If you are a government contractor or supplier, you have likely heard of the Miller Act. You may have had to post a bond for a government project, or you may know someone who has filed a Miller Act claim to receive payment. But you may not know all the details of this U.S. law.
What Is the Miller Act?
The Miller Act is the common name for federal statute 40 U.S.C. §§ 3131–34, a law passed in 1935 and recodified in 2002. This law requires that when any contract worth $100,000 or more is awarded for the construction, alteration, or repair of any federal government public building or public work. The prime (or general) contractor is required to provide a surety payment bond and a surety performance bond.
The prime contractor posts a payment bond to protect the suppliers and subcontractors.

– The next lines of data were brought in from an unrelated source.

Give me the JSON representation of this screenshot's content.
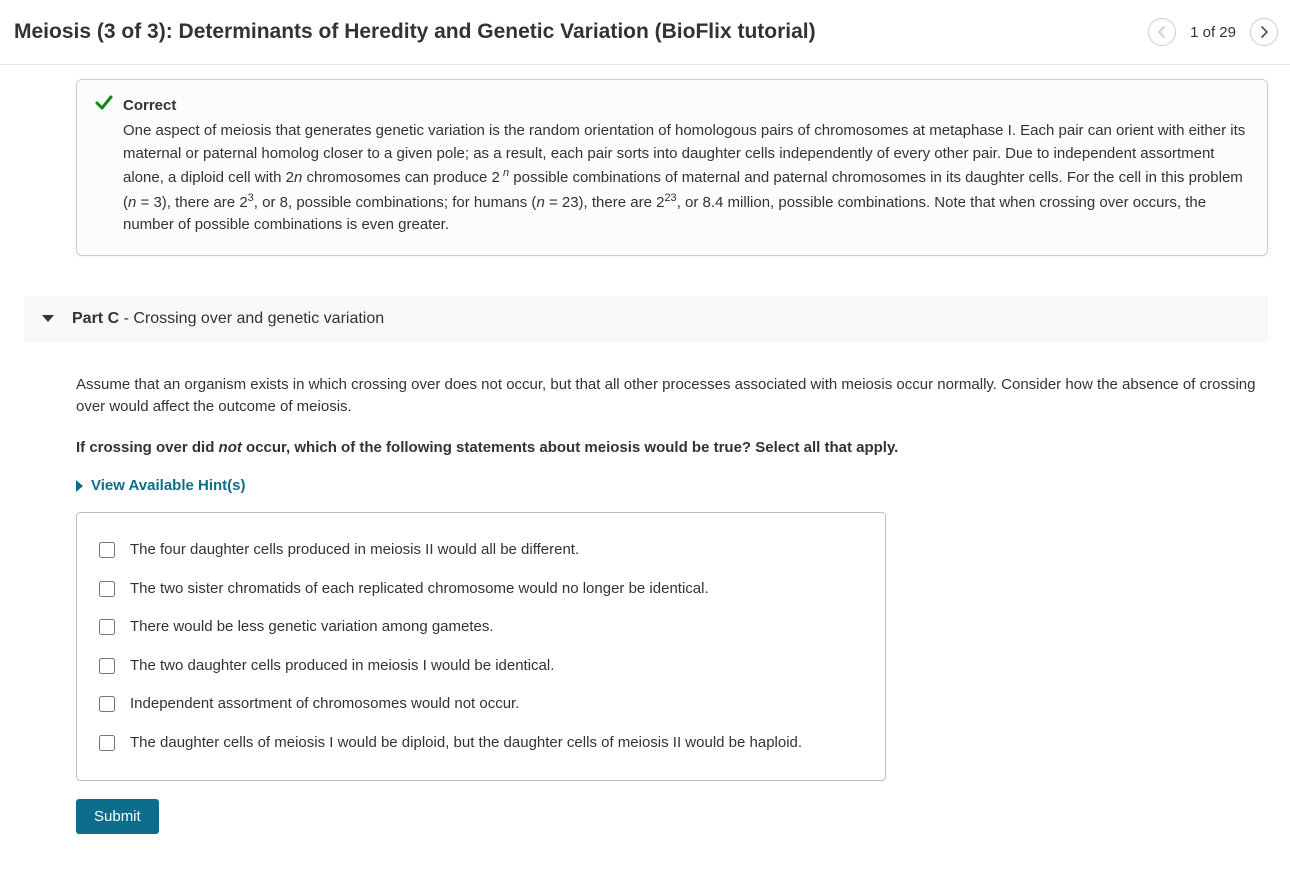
{
  "header": {
    "title": "Meiosis (3 of 3): Determinants of Heredity and Genetic Variation (BioFlix tutorial)",
    "nav_count": "1 of 29"
  },
  "feedback": {
    "status": "Correct",
    "text_pre": "One aspect of meiosis that generates genetic variation is the random orientation of homologous pairs of chromosomes at metaphase I. Each pair can orient with either its maternal or paternal homolog closer to a given pole; as a result, each pair sorts into daughter cells independently of every other pair. Due to independent assortment alone, a diploid cell with 2",
    "n1": "n",
    "text_mid1": " chromosomes can produce 2",
    "sup1": " n",
    "text_mid2": " possible combinations of maternal and paternal chromosomes in its daughter cells. For the cell in this problem (",
    "n_eq_3": "n",
    "eq3": " = 3), there are 2",
    "sup3": "3",
    "text_mid3": ", or 8, possible combinations; for humans (",
    "n_eq_23": "n",
    "eq23": " = 23), there are 2",
    "sup23": "23",
    "text_post": ", or 8.4 million, possible combinations. Note that when crossing over occurs, the number of possible combinations is even greater."
  },
  "partC": {
    "label": "Part C",
    "separator": " - ",
    "subtitle": "Crossing over and genetic variation",
    "intro": "Assume that an organism exists in which crossing over does not occur, but that all other processes associated with meiosis occur normally. Consider how the absence of crossing over would affect the outcome of meiosis.",
    "question_pre": "If crossing over did ",
    "question_not": "not",
    "question_post": " occur, which of the following statements about meiosis would be true? Select all that apply.",
    "hints_label": "View Available Hint(s)",
    "options": [
      "The four daughter cells produced in meiosis II would all be different.",
      "The two sister chromatids of each replicated chromosome would no longer be identical.",
      "There would be less genetic variation among gametes.",
      "The two daughter cells produced in meiosis I would be identical.",
      "Independent assortment of chromosomes would not occur.",
      "The daughter cells of meiosis I would be diploid, but the daughter cells of meiosis II would be haploid."
    ],
    "submit": "Submit"
  }
}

It guarantees that these workers will be paid for their materials and labor. The prime contractor posts a performance bond to guarantee the federal government that the project will be completed according to the contract.
If the contractor defaults, the surety will take over the contract, replace the contractor, or provide funding for the original contractor.
Why Was the Law Created?
The Miller Act replaced a similar law called the Heard Act, which lawmakers believed was too limited. Its purpose is to ensure that if a contractor defaults on a federal project, the government does not have to manage the project’s costs or delays. In addition, subcontractors and suppliers cannot sue the federal government if their contractors do not pay them. So the payment bond protects their interests.
What Does the Miller Act Cover?
The Miller Act applies only to federal construction, alteration, or repair projects. It has no bearing on state, county, private, and commercial projects. And while prime contractors provide the payment and performance bonds, they are not protected by the Miller Act. If they complete a project and are not paid, they may have to file a lawsuit against the federal government.
Also, note that a Miller Act payment bond does not cover all suppliers and subcontractors. It protects first and second-tier subcontractors, as well as first-tier suppliers. It also protects second-tier suppliers working under contract with a first-tier subcontractor. The bond does not cover third-tier suppliers or subcontractors, or second-tier suppliers who are under contract with another supplier.
When Are Claims Filed?
First-tier subcontractors and suppliers who have not received payment for a federal project should file a Miller Act Claim 90 days after, but within one year, of providing final labor or materials for the project. They should send the claim to the prime contractor and provide a copy to the surety. Claimants must be prepared to show delivery verification, so it is advised that claims be sent by certified mail, with return receipt requested. Lower-level subcontractors and suppliers who have not been paid must file a claim within 90 days of providing final labor or materials for the project.
Are Waivers Allowed?
Providing payment and performance bonds is a general demand, and waivers are quite rare. If the project is set in a foreign country and providing a bond is deemed impractical, a waiver may be allowed. There are exceptions for specific projects involving the U.S. Army, Navy, Air Force, or Coast Guard. Additionally, the Secretaries of Transportation and Commerce may make exceptions for projects involving the Merchant Marine and the Coast and Geodetic Survey. However, for all federal projects contracted at $100,000 or higher, prime contractors should proceed under the assumption that posting payment and performance bonds is required.
If you are a contractor bidding on a federal project, be sure you know your responsibilities regarding the Miller Act. If you are a supplier or subcontractor, be sure you understand your rights. In either case, if you have questions about the Miller Act, consider seeking legal counsel. You will benefit from having all your questions answered before you agree to the terms of any contract.
Disclaimer: The information contained in this article is for general educational information only. This information does not constitute legal advice, is not intended to constitute legal advice, nor should it be relied upon as legal advice for your specific factual pattern or situation.